If Marr was the dashing captain getting up the nose of his superiors, Hislop was the dogged subaltern, ensuring each got his due in the trenches. In Not Forgotten: Soldiers of Empire, Hislop's subject was the contribution of the Empire to the First World War effort. The statistics were dumbfounding: one in three of British infantry fielded at the outset of the conflict was Indian, and by 1918, 2.5 million from Africa, the Indian sub-continent, Australia, New Zealand and Canada had fought with the British. The willing volunteers from the West Indies, meanwhile, were deemed fit only for the digging of trenches and lugging of shells.

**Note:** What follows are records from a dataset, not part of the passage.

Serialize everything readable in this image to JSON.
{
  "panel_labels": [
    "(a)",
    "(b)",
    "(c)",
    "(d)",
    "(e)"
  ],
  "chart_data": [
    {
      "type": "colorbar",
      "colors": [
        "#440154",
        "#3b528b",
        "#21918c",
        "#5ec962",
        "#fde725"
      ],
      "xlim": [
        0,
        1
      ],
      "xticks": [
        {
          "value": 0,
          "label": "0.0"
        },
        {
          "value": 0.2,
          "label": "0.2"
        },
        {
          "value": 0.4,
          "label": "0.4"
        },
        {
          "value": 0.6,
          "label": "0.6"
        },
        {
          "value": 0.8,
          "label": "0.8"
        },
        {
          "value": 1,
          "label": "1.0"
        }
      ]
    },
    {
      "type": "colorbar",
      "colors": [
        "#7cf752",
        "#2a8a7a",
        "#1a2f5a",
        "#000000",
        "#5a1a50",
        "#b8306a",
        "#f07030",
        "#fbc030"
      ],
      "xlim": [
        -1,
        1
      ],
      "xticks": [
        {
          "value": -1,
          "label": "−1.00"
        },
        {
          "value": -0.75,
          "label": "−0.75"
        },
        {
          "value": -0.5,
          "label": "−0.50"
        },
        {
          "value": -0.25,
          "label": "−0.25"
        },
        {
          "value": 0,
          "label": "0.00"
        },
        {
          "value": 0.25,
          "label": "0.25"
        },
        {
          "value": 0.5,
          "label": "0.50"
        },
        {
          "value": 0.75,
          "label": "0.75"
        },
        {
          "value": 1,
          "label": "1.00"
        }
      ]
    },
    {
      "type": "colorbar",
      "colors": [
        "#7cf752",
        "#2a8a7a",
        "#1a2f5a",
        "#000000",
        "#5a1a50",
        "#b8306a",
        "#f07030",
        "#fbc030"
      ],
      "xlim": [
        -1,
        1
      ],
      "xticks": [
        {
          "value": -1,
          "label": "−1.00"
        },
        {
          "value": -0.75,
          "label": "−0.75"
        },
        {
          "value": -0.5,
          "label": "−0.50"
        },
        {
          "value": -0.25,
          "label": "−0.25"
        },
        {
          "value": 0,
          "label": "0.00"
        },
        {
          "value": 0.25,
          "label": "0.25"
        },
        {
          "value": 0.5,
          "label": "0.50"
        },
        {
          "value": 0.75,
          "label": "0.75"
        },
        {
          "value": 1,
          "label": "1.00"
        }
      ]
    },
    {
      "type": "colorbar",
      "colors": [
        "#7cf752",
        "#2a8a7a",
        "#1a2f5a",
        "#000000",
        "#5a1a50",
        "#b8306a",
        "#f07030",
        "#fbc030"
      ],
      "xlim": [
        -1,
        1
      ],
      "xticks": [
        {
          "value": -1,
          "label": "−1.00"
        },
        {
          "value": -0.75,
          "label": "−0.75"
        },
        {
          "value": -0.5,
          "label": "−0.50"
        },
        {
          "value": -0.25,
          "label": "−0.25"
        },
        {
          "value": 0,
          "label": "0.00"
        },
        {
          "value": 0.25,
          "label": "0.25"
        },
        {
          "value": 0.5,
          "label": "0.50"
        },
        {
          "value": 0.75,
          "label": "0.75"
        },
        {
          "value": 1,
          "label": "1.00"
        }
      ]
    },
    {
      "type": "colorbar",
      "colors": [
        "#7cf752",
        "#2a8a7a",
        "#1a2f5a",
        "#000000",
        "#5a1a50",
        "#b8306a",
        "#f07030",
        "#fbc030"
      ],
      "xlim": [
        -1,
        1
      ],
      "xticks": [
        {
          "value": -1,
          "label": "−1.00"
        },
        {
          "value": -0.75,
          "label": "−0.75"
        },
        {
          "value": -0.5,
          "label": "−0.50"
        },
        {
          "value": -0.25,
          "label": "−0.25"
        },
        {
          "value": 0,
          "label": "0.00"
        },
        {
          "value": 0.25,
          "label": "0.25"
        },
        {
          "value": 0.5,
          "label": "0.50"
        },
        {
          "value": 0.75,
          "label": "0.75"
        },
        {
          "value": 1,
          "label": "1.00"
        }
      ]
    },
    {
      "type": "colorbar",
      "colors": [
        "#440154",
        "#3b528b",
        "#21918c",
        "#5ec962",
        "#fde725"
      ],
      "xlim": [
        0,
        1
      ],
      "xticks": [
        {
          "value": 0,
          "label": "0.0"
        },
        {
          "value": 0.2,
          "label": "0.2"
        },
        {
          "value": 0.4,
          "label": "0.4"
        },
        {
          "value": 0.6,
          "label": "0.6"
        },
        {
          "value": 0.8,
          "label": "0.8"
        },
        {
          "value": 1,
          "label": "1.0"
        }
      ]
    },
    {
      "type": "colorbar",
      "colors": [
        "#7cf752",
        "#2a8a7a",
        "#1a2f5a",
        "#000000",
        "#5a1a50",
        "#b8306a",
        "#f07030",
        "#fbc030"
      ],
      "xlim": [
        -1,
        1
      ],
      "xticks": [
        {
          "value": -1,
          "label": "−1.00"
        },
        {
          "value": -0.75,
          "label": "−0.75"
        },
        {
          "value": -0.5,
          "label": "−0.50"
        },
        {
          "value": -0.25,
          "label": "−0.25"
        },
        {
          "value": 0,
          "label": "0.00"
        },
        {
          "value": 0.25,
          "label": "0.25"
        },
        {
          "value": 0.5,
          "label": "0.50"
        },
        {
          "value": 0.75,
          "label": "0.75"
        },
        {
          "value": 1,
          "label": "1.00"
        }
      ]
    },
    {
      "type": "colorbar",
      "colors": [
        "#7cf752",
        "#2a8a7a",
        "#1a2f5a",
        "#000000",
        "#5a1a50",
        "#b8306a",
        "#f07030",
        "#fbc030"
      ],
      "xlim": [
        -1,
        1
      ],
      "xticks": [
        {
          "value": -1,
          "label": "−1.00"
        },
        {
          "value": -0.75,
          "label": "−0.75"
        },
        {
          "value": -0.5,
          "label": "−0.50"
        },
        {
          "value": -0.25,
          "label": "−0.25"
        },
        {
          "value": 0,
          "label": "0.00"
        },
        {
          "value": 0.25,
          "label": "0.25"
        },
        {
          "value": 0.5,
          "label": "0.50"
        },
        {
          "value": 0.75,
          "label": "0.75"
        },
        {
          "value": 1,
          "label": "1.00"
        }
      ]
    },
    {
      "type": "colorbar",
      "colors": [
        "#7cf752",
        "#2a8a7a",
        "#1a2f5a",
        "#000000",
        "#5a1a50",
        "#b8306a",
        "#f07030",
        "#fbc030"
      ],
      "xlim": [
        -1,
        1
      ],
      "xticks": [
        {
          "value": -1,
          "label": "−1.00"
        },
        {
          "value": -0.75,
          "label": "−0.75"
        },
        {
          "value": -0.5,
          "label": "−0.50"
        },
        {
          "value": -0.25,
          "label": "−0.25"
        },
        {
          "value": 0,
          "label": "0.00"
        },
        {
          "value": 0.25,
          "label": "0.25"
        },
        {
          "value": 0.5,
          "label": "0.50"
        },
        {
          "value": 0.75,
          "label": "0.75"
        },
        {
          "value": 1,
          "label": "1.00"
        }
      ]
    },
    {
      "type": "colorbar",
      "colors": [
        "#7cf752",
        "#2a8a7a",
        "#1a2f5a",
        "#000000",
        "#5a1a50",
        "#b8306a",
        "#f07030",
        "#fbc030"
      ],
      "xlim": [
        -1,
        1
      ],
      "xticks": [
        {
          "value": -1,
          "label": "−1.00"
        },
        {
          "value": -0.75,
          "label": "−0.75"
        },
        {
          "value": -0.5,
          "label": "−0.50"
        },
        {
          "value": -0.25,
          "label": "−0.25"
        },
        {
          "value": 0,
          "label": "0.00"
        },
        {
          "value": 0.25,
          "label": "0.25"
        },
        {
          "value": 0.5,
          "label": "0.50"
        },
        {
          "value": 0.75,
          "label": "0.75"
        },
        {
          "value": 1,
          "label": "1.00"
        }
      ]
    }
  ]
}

Hislop told the story simply, through the experiences of a Sikh, Irishman, Native American, Canadian and West Indian, and their descendants. Manta Singh had rescued his wounded commanding officer, Captain Henderson, with a wheelbarrow, and the Singhs and Hendersons are still in touch today. As for the Canadian "cow-puncher" Henry Norwest, he had gone on to become a sniper and one of the sharpest shooters in the war, claiming 115 kills. Yet what surprised and moved Hislop was how benignly the subjects and their descendants regarded service in the cause of Empire. Or, as Mahatma Gandhi wrote nearly a century ago: "If we desire its privileges, we should desire the responsibilities of this great Empire."